For many, my sculptures seem alive, they have a presence. People react in different ways, in some cases with strong emotions. This, of course, can be the purpose of art: to disturb you, to leave you uneasy with yourself and wary of the world, to undermine your sense of reality to make you reconsider all that you think you know. The finest art should shatter your beliefs, devastate your intellect, leave you perplexed and make you doubt the conventions that bind us, weigh us down and drown us in a sea of conformity. If I achieve any of these, my job is done.

My work needs no elaborate explanation or complex deconstruction; I want people to form their own ideas about what it means to them. By its very simplicity, by the use of natural stones, by its rational obedience of the laws of nature, it speaks for itself. If you were to ask me why the sculptures can have such an impact, I would tell you about the paradox. The paradox of fragility and solidity. The fragile nature of the balance versus the solid nature of the stones. This might be enough for some, but others would need more, they want the elaborate explanation. The point, however, is that my work is interesting and fun, because everyone and anyone can express their opinions, criticising or liking with equal justification and merit.

After several years of creating transient work,increasingly people asked if they could place these pieces in their gardens . I devised a method of fixing the sculptures exactly in their balanced position so they could be installed safely whilst retaining their sense of wonder and improbability.

Whilst I think my sculptures do not need wordy explanations I would like to think  they symbolise the efforts many people are making to improve the environment and keep our beautiful planet in balance.

As my sculptures on the beaches  are transitory they have to be captured photographically so they can endure.

The collections of photographs was taken on the south coast of England sometimes in what can only be described as typically English weather. Most were shot at dawn or dusk, when the light is optimal, but crucially when it was still – no wind. The photographs can provoke endless scrutiny and controversy, admiration and awe, but mostly they are proof that what is static can also be alive. That what has lived will always die. (Except of course if you have one of the fixed sculptures.)

The weather never really played ball, so most of the balancing and photography was severely challenging. But because of the weather’s capricious nature I feel I achieved more when I had a good weather window, making the most of the conditions. There were spills and thrills along the way, high seas and dangerous tides. Treacherous coastal paths to navigate and slippery rocks to catch you unawares. Damaged equipment and sore bodies were common, but getting the perfect shots of the perfectly balanced sculptures was a goal worth striving for.

When not creating new sculptures to photograph, I searched the coastline looking for inspiration in the rocks. I am solely interested in shapes, not the type of rock, or size or weight. I envisage how certain rocks will work together when balanced, whether they will complement each other or be an imperfect match. The hardness of the rock is important. If it’s too soft, because of the intense pressure at the point of contact it can crumble and all purchase is lost.
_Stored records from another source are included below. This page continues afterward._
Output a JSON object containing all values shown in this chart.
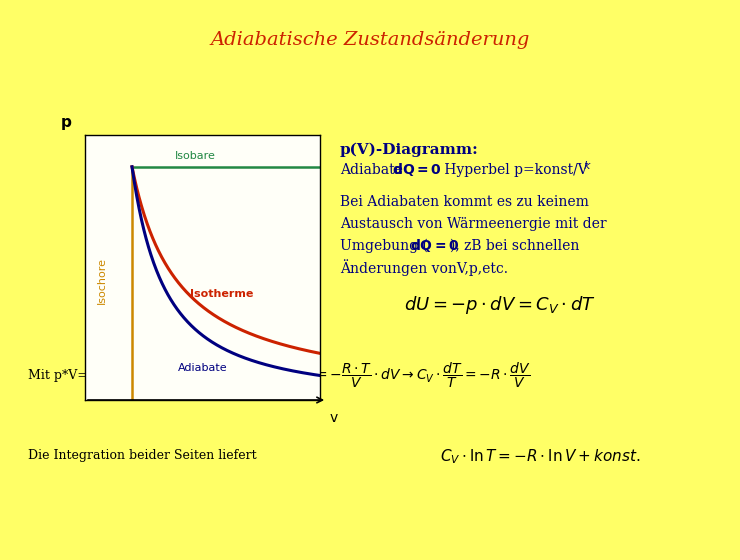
{
  "title": "Adiabatische Zustandsänderung",
  "title_color": "#cc2200",
  "bg_color": "#ffff66",
  "plot_bg": "#fffff8",
  "isobare_color": "#228844",
  "isochore_color": "#cc8800",
  "isotherme_color": "#cc2200",
  "adiabate_color": "#000080",
  "axis_color": "#000000",
  "text_color_dark": "#000080",
  "label_isobare": "Isobare",
  "label_isochore": "Isochore",
  "label_isotherme": "Isotherme",
  "label_adiabate": "Adiabate",
  "label_p": "p",
  "label_v": "v",
  "diagramm_title_line1": "p(V)-Diagramm:",
  "desc_line1": "Bei Adiabaten kommt es zu keinem",
  "desc_line2": "Austausch von Wärmeenergie mit der",
  "desc_line3_a": "Umgebung (",
  "desc_line3_b": "dQ=0",
  "desc_line3_c": "), zB bei schnellen",
  "desc_line4": "Änderungen vonV,p,etc.",
  "formula1": "$dU = -p \\cdot dV = C_V \\cdot dT$",
  "formula2_prefix": "Mit p*V=R*T (n=1) folgt",
  "formula2": "$C_V \\cdot dT = -\\dfrac{R \\cdot T}{V} \\cdot dV \\rightarrow C_V \\cdot \\dfrac{dT}{T} = -R \\cdot \\dfrac{dV}{V}$",
  "formula3_prefix": "Die Integration beider Seiten liefert",
  "formula3": "$C_V \\cdot \\ln T = -R \\cdot \\ln V + konst.$"
}
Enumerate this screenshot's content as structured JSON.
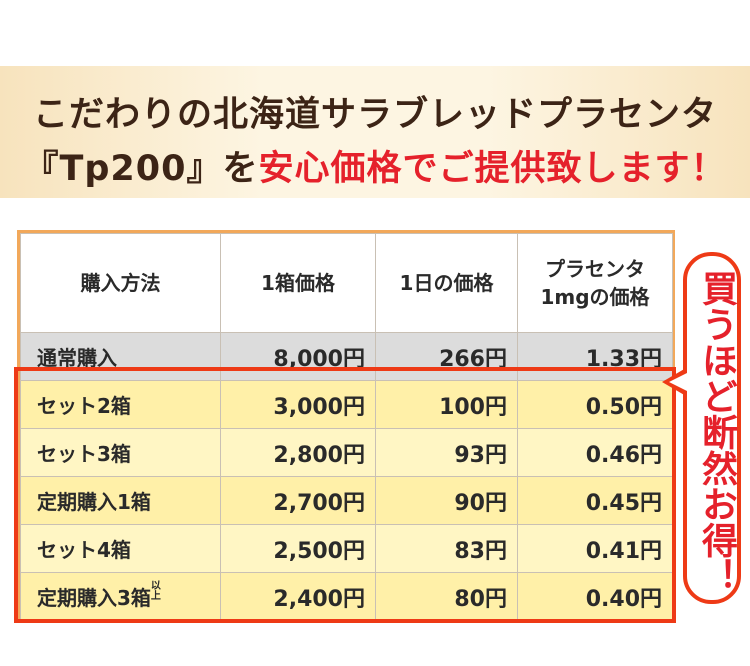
{
  "headline": {
    "line1": "こだわりの北海道サラブレッドプラセンタ",
    "line2_prefix": "『Tp200』を",
    "line2_highlight": "安心価格でご提供致します！"
  },
  "table": {
    "headers": [
      "購入方法",
      "1箱価格",
      "1日の価格",
      "プラセンタ",
      "1mgの価格"
    ],
    "rows": [
      {
        "name": "通常購入",
        "sup": "",
        "box": "8,000円",
        "day": "266円",
        "mg": "1.33円"
      },
      {
        "name": "セット2箱",
        "sup": "",
        "box": "3,000円",
        "day": "100円",
        "mg": "0.50円"
      },
      {
        "name": "セット3箱",
        "sup": "",
        "box": "2,800円",
        "day": "93円",
        "mg": "0.46円"
      },
      {
        "name": "定期購入1箱",
        "sup": "",
        "box": "2,700円",
        "day": "90円",
        "mg": "0.45円"
      },
      {
        "name": "セット4箱",
        "sup": "",
        "box": "2,500円",
        "day": "83円",
        "mg": "0.41円"
      },
      {
        "name": "定期購入3箱",
        "sup": "以上",
        "box": "2,400円",
        "day": "80円",
        "mg": "0.40円"
      }
    ]
  },
  "callout": "買うほど断然お得！",
  "colors": {
    "accent_red": "#e5212b",
    "frame_red": "#ee3a16",
    "brown": "#3c2416",
    "highlight": "#fff6c4"
  }
}
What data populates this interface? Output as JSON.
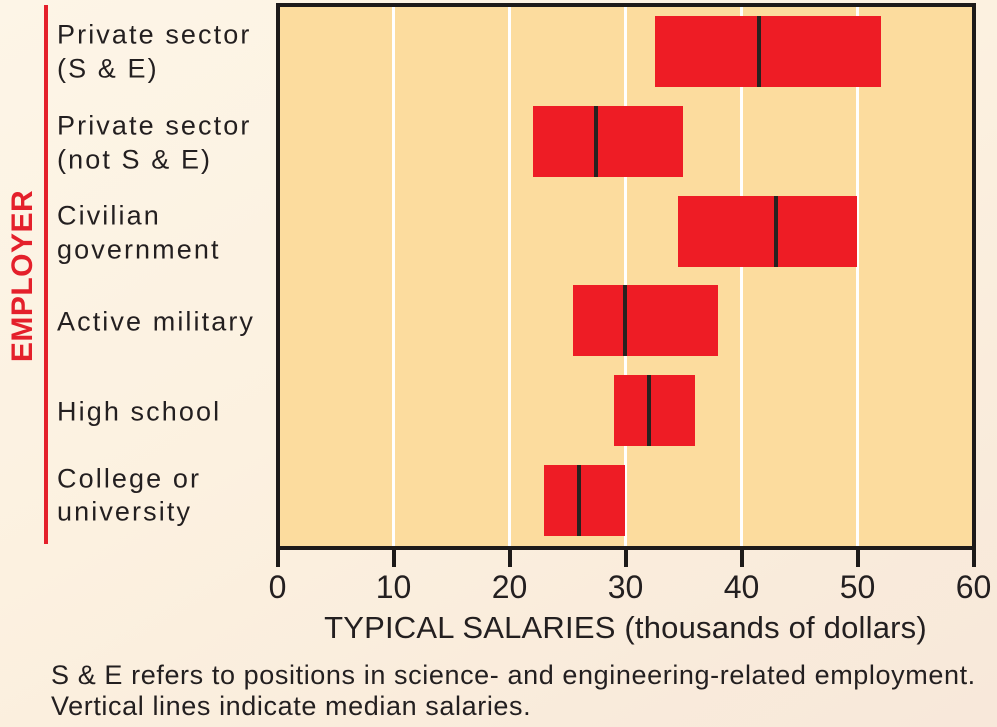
{
  "chart_data": {
    "type": "bar",
    "variant": "horizontal-range-with-median",
    "orientation": "horizontal",
    "ylabel": "EMPLOYER",
    "xlabel": "TYPICAL SALARIES (thousands of dollars)",
    "xlim": [
      0,
      60
    ],
    "xticks": [
      0,
      10,
      20,
      30,
      40,
      50,
      60
    ],
    "grid": "vertical-white-lines-at-ticks",
    "categories": [
      {
        "label_lines": [
          "Private sector",
          "(S & E)"
        ],
        "min": 32.5,
        "max": 52,
        "median": 41.5
      },
      {
        "label_lines": [
          "Private sector",
          "(not S & E)"
        ],
        "min": 22,
        "max": 35,
        "median": 27.5
      },
      {
        "label_lines": [
          "Civilian",
          "government"
        ],
        "min": 34.5,
        "max": 50,
        "median": 43
      },
      {
        "label_lines": [
          "Active military"
        ],
        "min": 25.5,
        "max": 38,
        "median": 30
      },
      {
        "label_lines": [
          "High school"
        ],
        "min": 29,
        "max": 36,
        "median": 32
      },
      {
        "label_lines": [
          "College or",
          "university"
        ],
        "min": 23,
        "max": 30,
        "median": 26
      }
    ],
    "footnote_lines": [
      "S & E refers to positions in science- and engineering-related employment.",
      "Vertical lines indicate median salaries."
    ]
  },
  "colors": {
    "background": "#fcf1e0",
    "plot_bg": "#fcdc9e",
    "bar": "#ee1c25",
    "accent": "#e4202b",
    "ink": "#1d1a19",
    "median": "#272220",
    "gridline": "#ffffff",
    "text": "#231f20"
  }
}
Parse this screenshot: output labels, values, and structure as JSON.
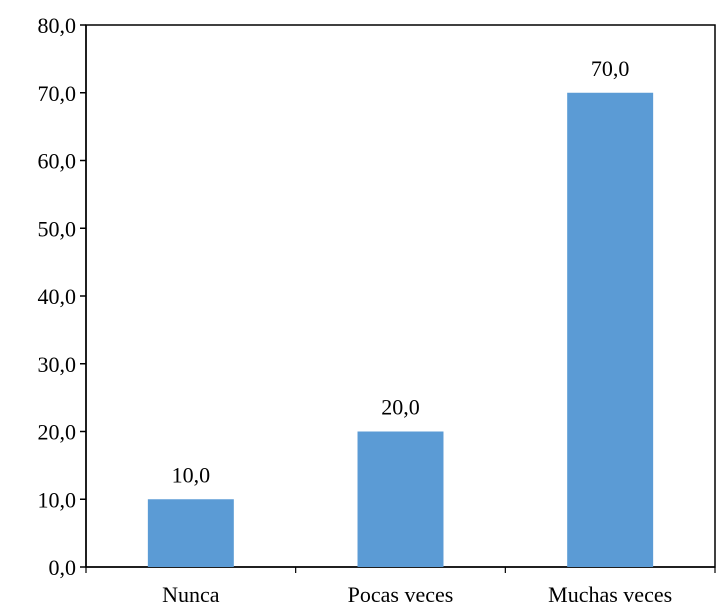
{
  "chart_data": {
    "type": "bar",
    "categories": [
      "Nunca",
      "Pocas veces",
      "Muchas veces"
    ],
    "values": [
      10.0,
      20.0,
      70.0
    ],
    "data_labels": [
      "10,0",
      "20,0",
      "70,0"
    ],
    "ylim": [
      0,
      80
    ],
    "yticks": [
      0,
      10,
      20,
      30,
      40,
      50,
      60,
      70,
      80
    ],
    "ytick_labels": [
      "0,0",
      "10,0",
      "20,0",
      "30,0",
      "40,0",
      "50,0",
      "60,0",
      "70,0",
      "80,0"
    ],
    "title": "",
    "xlabel": "",
    "ylabel": "",
    "grid": false,
    "legend": "none",
    "bar_color": "#5B9BD5",
    "axis_color": "#000000"
  }
}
For the geologists, the rocks I am using at the moment are limestone, blue lias, sandstone and sometimes flint and chert.

The explanations that accompany some of the photographs reflect my ideas and interpretations. Sometimes I had a definite plan of what to create and at other times I let the stones produce their own theme. What I had in mind should in no way influence your feelings of what these sculptures represent. I hope the innate beauty of each sculpture speaks to you in its own way.